Unemployment claims, which have been steadily rising as COVID-19 concerns clamp down on Hawaii’s economy, overloaded the system Wednesday, causing a misleading reported drop in activity.
The state Department of Labor and Industrial Relations reported that a steep rise in weekly unemployment claims hit 4,829 from Sunday to Tuesday. That’s up from 1,292 last week and 798 during the first week of March.

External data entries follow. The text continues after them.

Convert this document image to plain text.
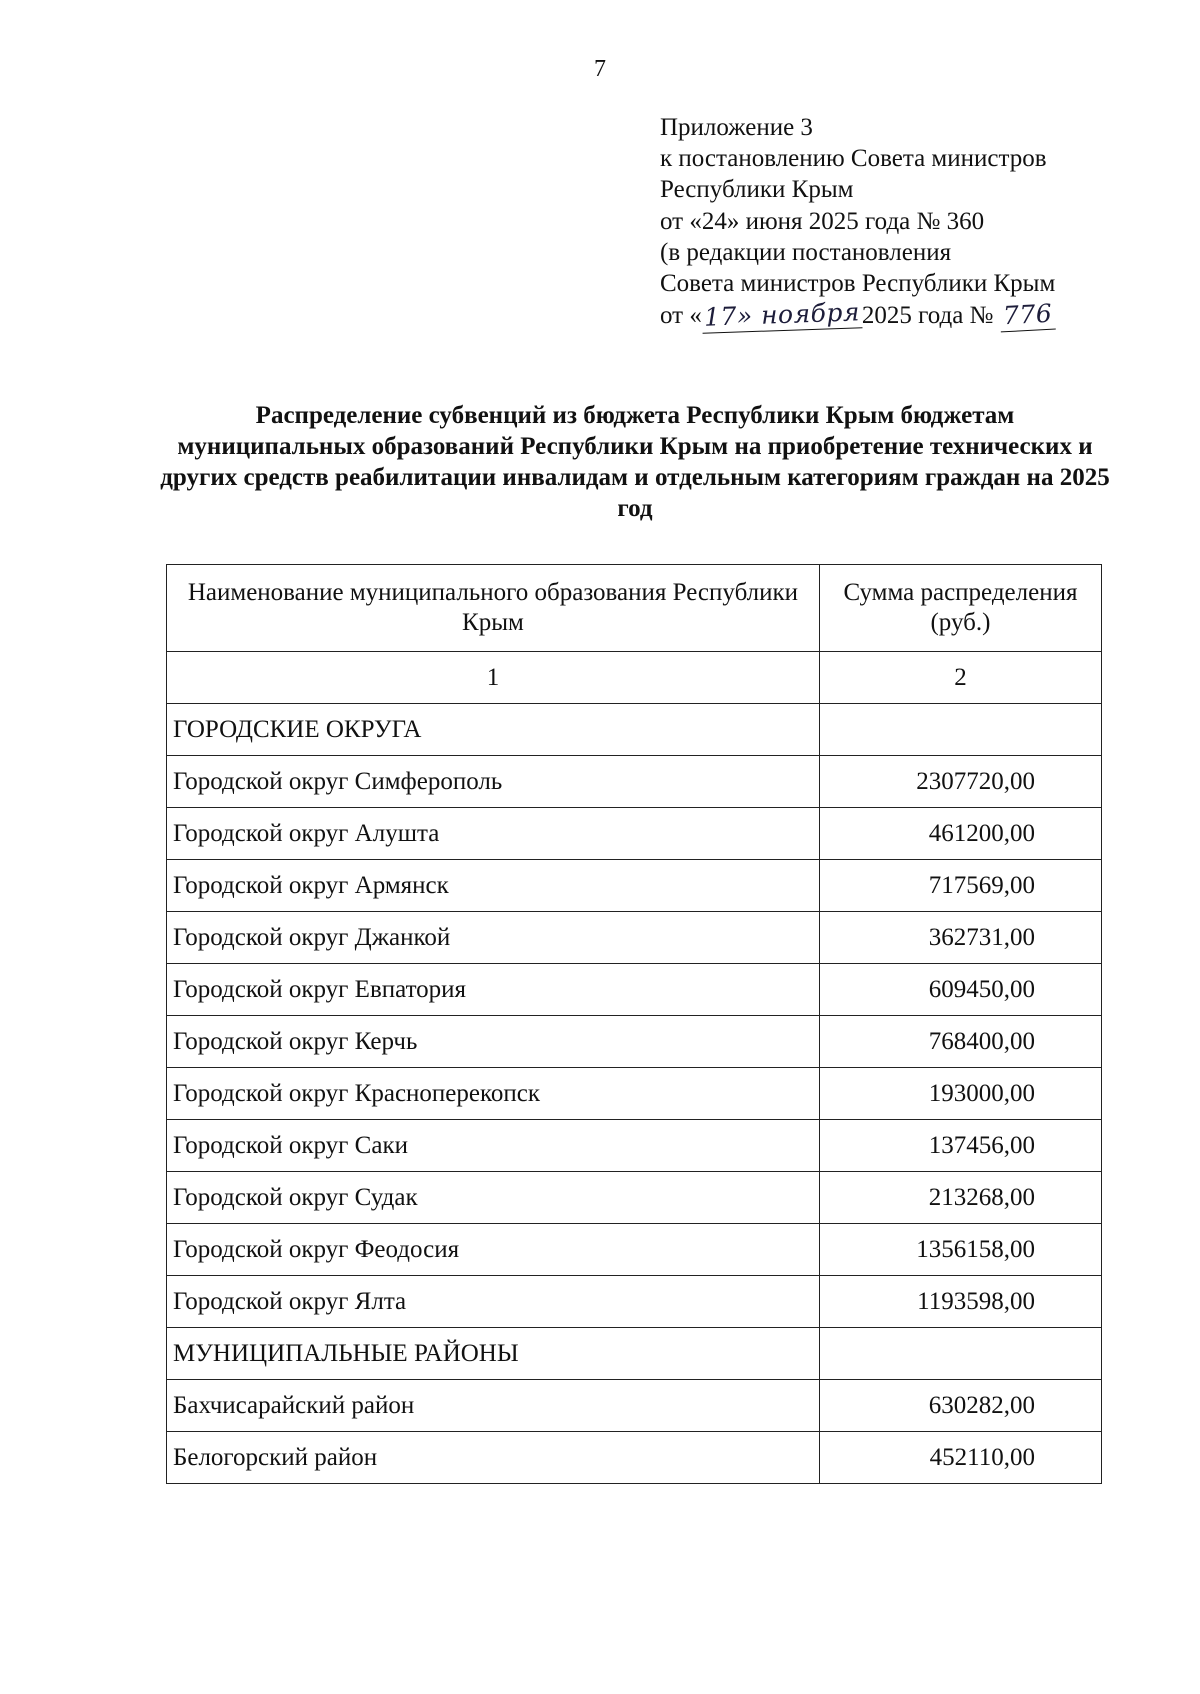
7
Приложение 3
к постановлению Совета министров
Республики Крым
от «24» июня 2025 года № 360
(в редакции постановления
Совета министров Республики Крым
от «17» ноября2025 года № 776
Распределение субвенций из бюджета Республики Крым бюджетам муниципальных образований Республики Крым на приобретение технических и других средств реабилитации инвалидам и отдельным категориям граждан на 2025 год
Наименование муниципального образования Республики Крым	Сумма распределения (руб.)
1	2
ГОРОДСКИЕ ОКРУГА	
Городской округ Симферополь	2307720,00
Городской округ Алушта	461200,00
Городской округ Армянск	717569,00
Городской округ Джанкой	362731,00
Городской округ Евпатория	609450,00
Городской округ Керчь	768400,00
Городской округ Красноперекопск	193000,00
Городской округ Саки	137456,00
Городской округ Судак	213268,00
Городской округ Феодосия	1356158,00
Городской округ Ялта	1193598,00
МУНИЦИПАЛЬНЫЕ РАЙОНЫ	
Бахчисарайский район	630282,00
Белогорский район	452110,00
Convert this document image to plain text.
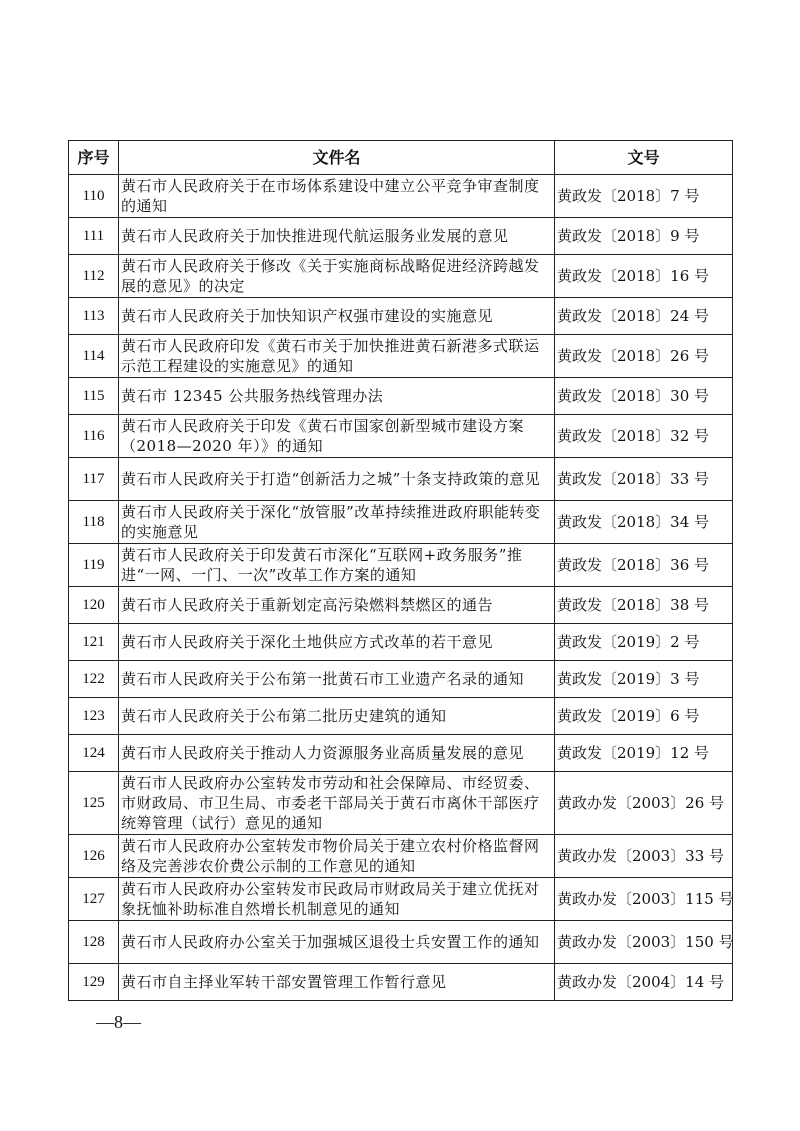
序号	文件名	文号
110	黄石市人民政府关于在市场体系建设中建立公平竞争审查制度的通知	黄政发〔2018〕7 号
111	黄石市人民政府关于加快推进现代航运服务业发展的意见	黄政发〔2018〕9 号
112	黄石市人民政府关于修改《关于实施商标战略促进经济跨越发展的意见》的决定	黄政发〔2018〕16 号
113	黄石市人民政府关于加快知识产权强市建设的实施意见	黄政发〔2018〕24 号
114	黄石市人民政府印发《黄石市关于加快推进黄石新港多式联运示范工程建设的实施意见》的通知	黄政发〔2018〕26 号
115	黄石市 12345 公共服务热线管理办法	黄政发〔2018〕30 号
116	黄石市人民政府关于印发《黄石市国家创新型城市建设方案（2018—2020 年）》的通知	黄政发〔2018〕32 号
117	黄石市人民政府关于打造“创新活力之城”十条支持政策的意见	黄政发〔2018〕33 号
118	黄石市人民政府关于深化“放管服”改革持续推进政府职能转变的实施意见	黄政发〔2018〕34 号
119	黄石市人民政府关于印发黄石市深化“互联网+政务服务”推进“一网、一门、一次”改革工作方案的通知	黄政发〔2018〕36 号
120	黄石市人民政府关于重新划定高污染燃料禁燃区的通告	黄政发〔2018〕38 号
121	黄石市人民政府关于深化土地供应方式改革的若干意见	黄政发〔2019〕2 号
122	黄石市人民政府关于公布第一批黄石市工业遗产名录的通知	黄政发〔2019〕3 号
123	黄石市人民政府关于公布第二批历史建筑的通知	黄政发〔2019〕6 号
124	黄石市人民政府关于推动人力资源服务业高质量发展的意见	黄政发〔2019〕12 号
125	黄石市人民政府办公室转发市劳动和社会保障局、市经贸委、市财政局、市卫生局、市委老干部局关于黄石市离休干部医疗统筹管理（试行）意见的通知	黄政办发〔2003〕26 号
126	黄石市人民政府办公室转发市物价局关于建立农村价格监督网络及完善涉农价费公示制的工作意见的通知	黄政办发〔2003〕33 号
127	黄石市人民政府办公室转发市民政局市财政局关于建立优抚对象抚恤补助标准自然增长机制意见的通知	黄政办发〔2003〕115 号
128	黄石市人民政府办公室关于加强城区退役士兵安置工作的通知	黄政办发〔2003〕150 号
129	黄石市自主择业军转干部安置管理工作暂行意见	黄政办发〔2004〕14 号
—8—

The last week of February weekly unemployment claims were just 639.
On Wednesday claims fell below to 2263, but DLIR spokesman William Kunstman said the department thinks that the “drop was due to the flooding of applicants and subsequent slowdown of the site.”
To be sure the state is bracing for tens of thousands of layoffs with the start of the collapse this week of Hawaii tourism.
DLIR Director Scott Murakami said Wednesday’s claim count was about about 700 claims less than Tuesday’s count.
“I do want to express my sincere apologies for the latency that we saw in our system,” Murakami said. “At a certain threshold the system just bogs down. We are trying to optimize the solution. Otherwise it’s first to the trough will feed.”
Murakami said the department is working on making improvements to its phone lines and online system, which they hope will be up and running by this weekend. DLIR already has doubled its front-line workers to 14 today and Murakami said the department plans on bringing in another 9 to bring the count to 23 by Friday.